Now seemingly a regular annual event, Print Efficiently brought together a number of equipment suppliers within a model workflow environment. Digital Printer followed the trail.

The opening day of the Print Efficiently event, which took place at Apex Digital Graphics in Hemel Hempstead across the first two weeks in October, gave printers a model of the efficient production workflow, but also the suggestion that developing such a tightly run ship might only help them to survive, not thrive.

Apex was joined at Print Efficiently by core partners Kodak and Intelligent Finishing Systems (IFS) along with a raft of other suppliers: Vpress, Shuttleworth, Antalis, Roland DG, Meler, Perfect Document Creation, Lake Image Systems and Cyan X. 

Together they staged a practical demonstration of something close to an ideal working environment, from web to print and MIS, through colourmanaged digital and litho printing, to a wide range of finishing devices. Visitors were able to pre-register and receive personalised products created at the event – a coverfolder, a wall chart, and a notebook.

Naturally it started with order intake, through Vpress Coreprint. Embedded job information was then passed to Shuttleworth and thence into a Prinergy workflow, taking advantage of XML links and a web services architecture that Vpress managing director Tim Cox described as ‘the ultimate open format’. He likened traditional JDF to a room with doors and windows, these being the access points for data exchange. Web services remove the need for the doors and windows because there are no walls and floors to prevent data exchange in the first place.

He said most of the restrictions for linking systems now are ‘political’, and added: ‘Very few printers are running a system like here, but all could, and fairly inexpensively.’ After CTP for the litho side of the production floor it was into the printing press environment.

Apex had set up a Ryobi 765E five colour B2 press for litho production, and was showing the Konica Minolta C7000 digital press for the first time in such an environment since the reseller became a Konica agent earlier this year.

Apex also became the distributor for CGS’s Oris colour management software recently andthis was being used at Print Efficiently to match the digital colour output to that from the Ryobi press.

Geoff Simpson from CGS explained that a thousand test copies were printed on the Ryobi, with 10 sheets taken at random and measured using the Fogra Media Wedge.

Then a first print was taken on the Konica and this also measured.
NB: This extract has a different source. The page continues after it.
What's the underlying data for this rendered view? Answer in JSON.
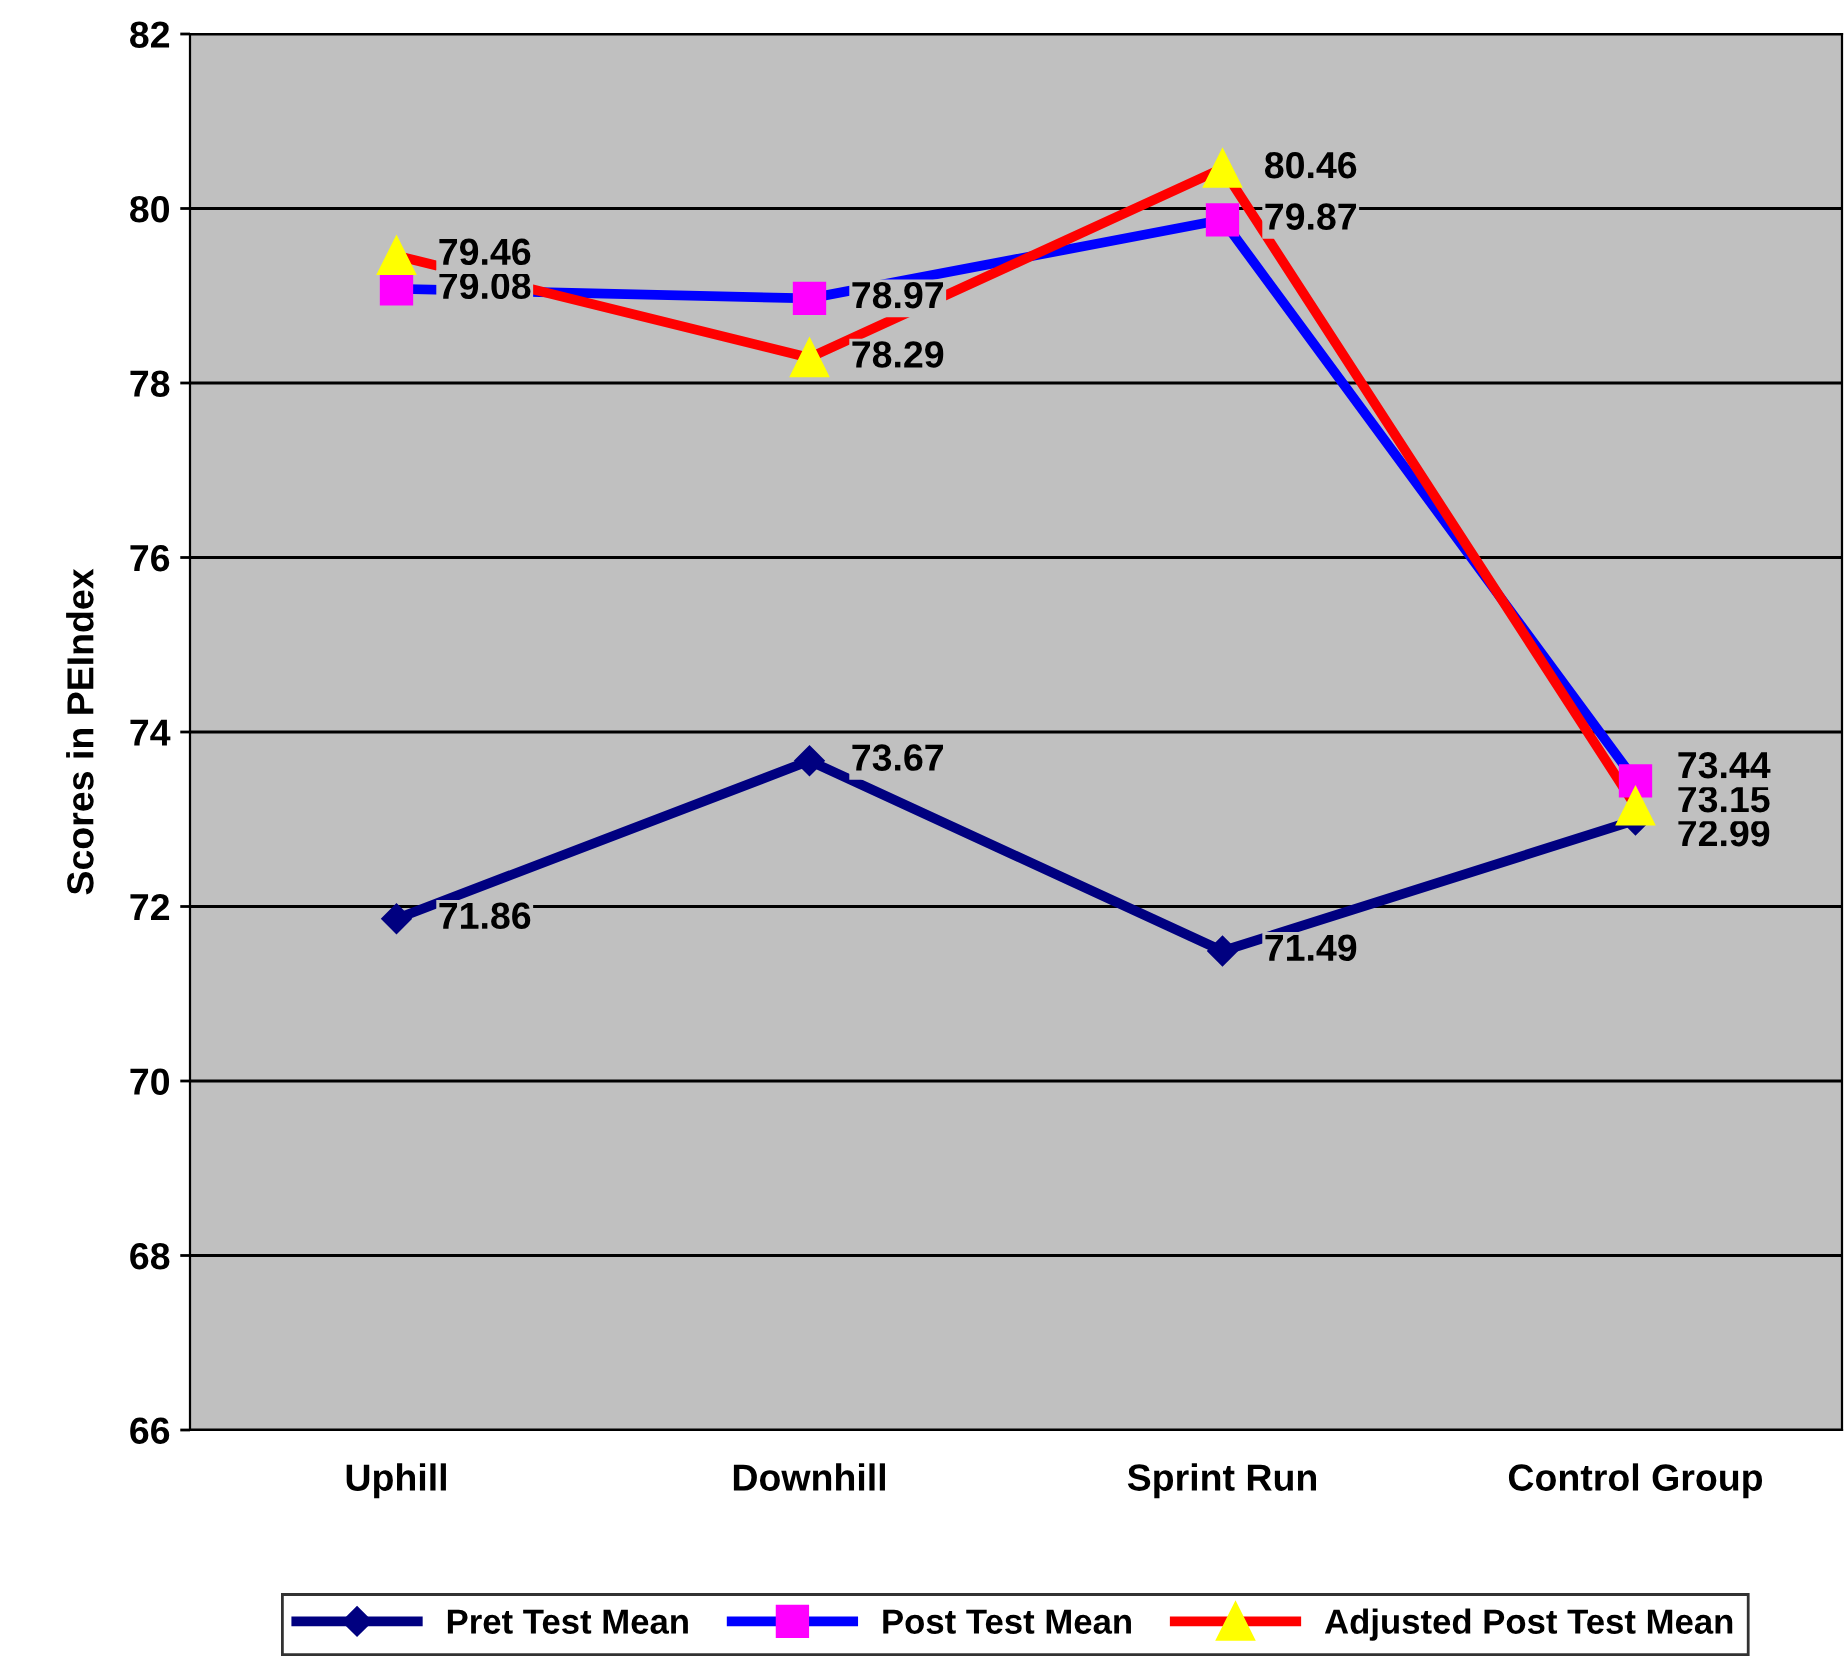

The Oris software then calculatedwhat was required to get the digital profile to match the litho. The whole process took 90 minutes, after which the profile could be uploaded to the Fiery RIP driving the Konica engine.

‘The built-in profiles on the RIP are very limiting and don’t give any closed loop control. This allows you to have that, to check how the machine is performing and whether you need to re-calibrate. If you can get consistent calibration you should never need to re-profile,’ he said.

Mike Ryan, digital sales manager for Apex, added: ‘When you talk to most clients they don’t realise that they are chasing colour. The beauty of this is that whatever standard you want to work to, we will match to that.’

Kodak was also producing work on a Nexpress SE2500 system at the event, and revealed that Healeys in Suffolk has just ordered a new Nexpress with long sheet feeder and gold printing capability. The company has produced new booklets showing off the golds and pearlescents that the platform can produce on its fifth imaging unit. At Print Efficiently, Kodak also had black and white Prosper inkjet heads running on a spinning cylinder.

In the post-press area, IFS was putting the finishing touches to the printed jobs, using a wide range of kit, including Horizon’s StitchLiner, BQ-270 and 470 perfect binders, and folding, creasing and trimming machines, alongside a Foliant thermal laminator and a Petratto Metro multi-purpose converting line, which has an impressive array of configurations.

Visitors to Print Efficiently could dip into an educational programme too, and on the morning that Digital Printer was in attendance, consultant Neil Falconer of PrintFuture was holding court on the subject of the commercial printer of the future, and the need for print companies to think about and implement business transformation.

‘Those companies that are surviving are very much focused on the operations side of the business – speed, quality, efficiency, sustainability,’ he said. ‘Those that are thriving are focused on innovation, on what customers want and how they can exploit new technologies.

The ones that are really thriving have the operations side totally sorted out – automation, minimal waste and continual investment in things such as web to print and data management – and they have a whole new sales and marketing focus. They understand the markets they are going to target.’